Each morning, I grab my money, wallet and other essentials, leaving the detritus behind. Undisturbed and unnoticed, these remains of the day slowly ferment to produce a remarkably well-preserved narrative of my life.
On the whole, I'm a bit of a neatnik, except for that dresser top. Oddly, it can avoid the touch of a Swiffer for years at a time, until, suddenly - after two years, or five, or a decade - a tipping-point is reached. The clutter must go. The most recent occurred during a spring-cleaning offensive a while back.
The excavation unearthed several artifacts of interest: a cache of collar stays of assorted sizes, a backscratcher of uncertain origin, receipts for two 2005 Christmas Eve purchases at Victoria's Secret (don't ask), a stub from a $200 check from the Washington Post for a fall 1996 article I wrote, the names of the group of 25 friends and acquaintances who attended a 2002 Phillies game.
But it was the cache of ticket stubs to long-ago sporting and theater events that caught my eye.
Sorting through the pile reminded me of how quickly time passes. Can it be six years since my snake-bitten attempt to rendezvous with a friend at that June 17, 2004, Thursday afternoon game between the Phillies and Detroit Tigers? It seems like only yesterday that a protracted court hearing, hellish traffic, nonexistent parking and the unfamiliar maze of Citizens Bank Park all conspired to frustrate my arrival at my seat until the eighth inning of a Phillies win.
And how can it be that it's approaching 11 years since my one and only Bruce Springsteen concert (mezzanine level, $67.50, terrible acoustics) on Saturday, Sept. 25, 1999, at the First Union Center (rechristened the Wachovia Center in 2003, and Wells Fargo Center as of July 1)? I shuddered at these reminders of the fleeting years.
But it was comparing the pre- and post-9/11 relics that evoked the most visceral reactions. That terrible date draws an ugly, sulfuric, jagged boundary between two vastly different worlds, the world before the Department of Homeland Security, terror alerts, the TSA and full-body scanners and today's post-9/11 world where they are commonplace.

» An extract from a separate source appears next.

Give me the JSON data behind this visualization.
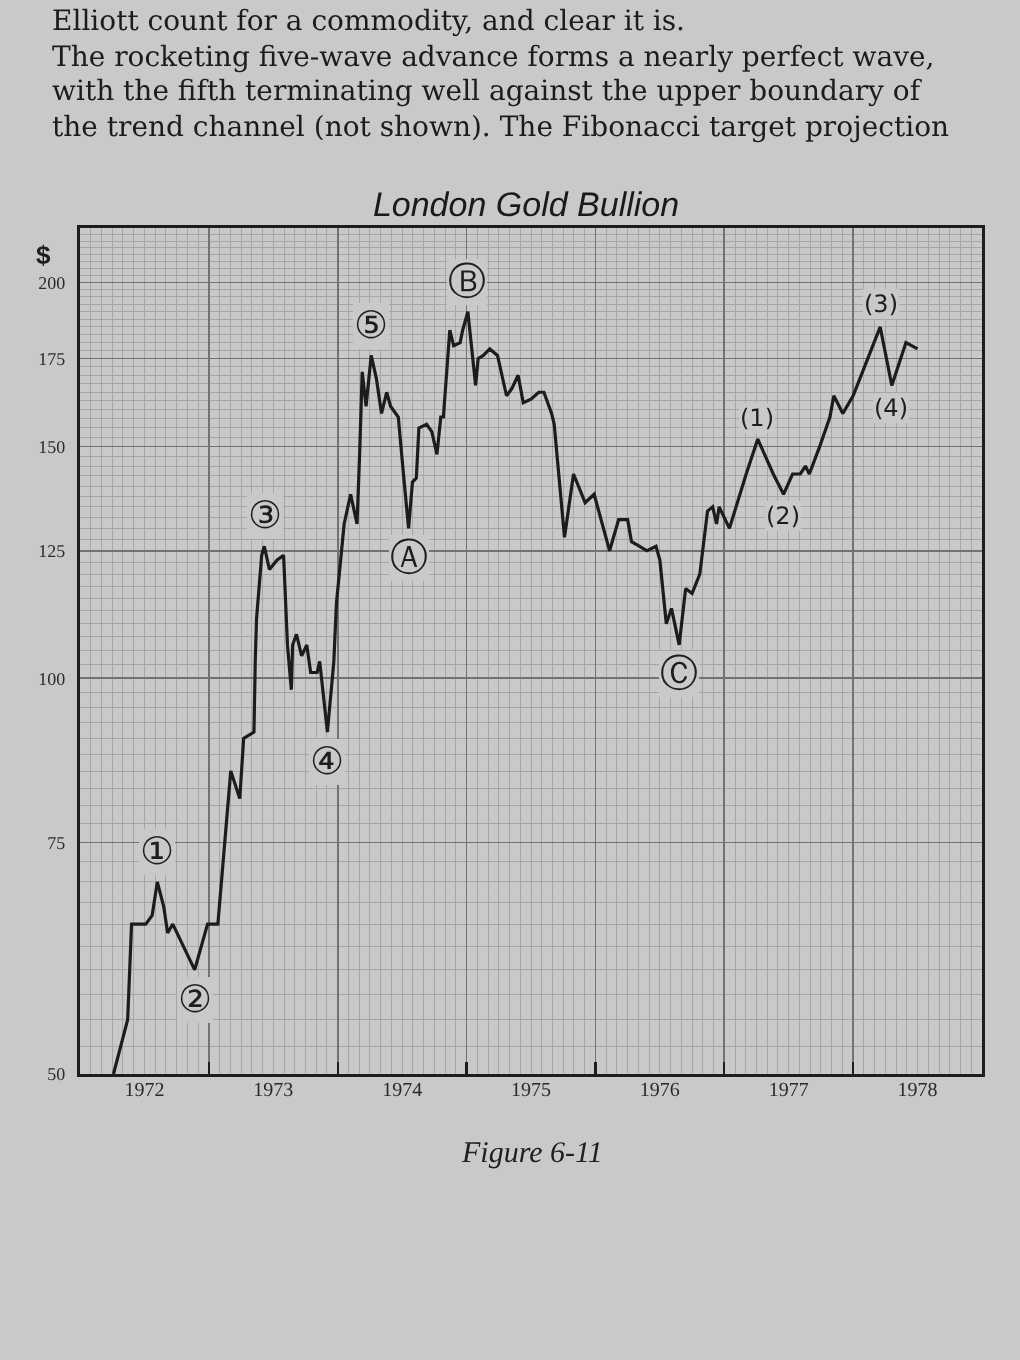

Compare a July 2, 2000, game between the Baltimore Orioles and Toronto Blue Jays and a Sept. 21, 2001, concert with Joe Cocker and the Guess Who at the First Union Center.
Two tickets came my way early that July Sunday, and, by game time, my buddy and I were ensconced in Left Field Club seats in Baltimore's beautiful Camden Yards. I recall the Maryland crab cakes, the carefree crowd, the cloudless sky and Will Clark's game-winning home run in the bottom of the eighth. No pat-downs or metal detectors in sight.
No one in attendance at the half-filled First Union Center was in a party mood 10 days after 9/11. I recall talk of canceling the event.
THE PARKING lots were eerily devoid of tailgaters, police and barricades were everywhere, and, if memory serves, ticketholders were patted down on entering. Although a pall enveloped the evening, I brushed away tears as both performers, Mad Dog Englishman Cocker and the Guess Who from north of the border, expressed heartfelt sympathy for America and its people.
The Vatican researchers may have their high-tech lasers, but whenever I want to open a window into my past, I need only rummage through the top of my dresser.
Gerald K. McOscar is a lawyer who lives in West Chester.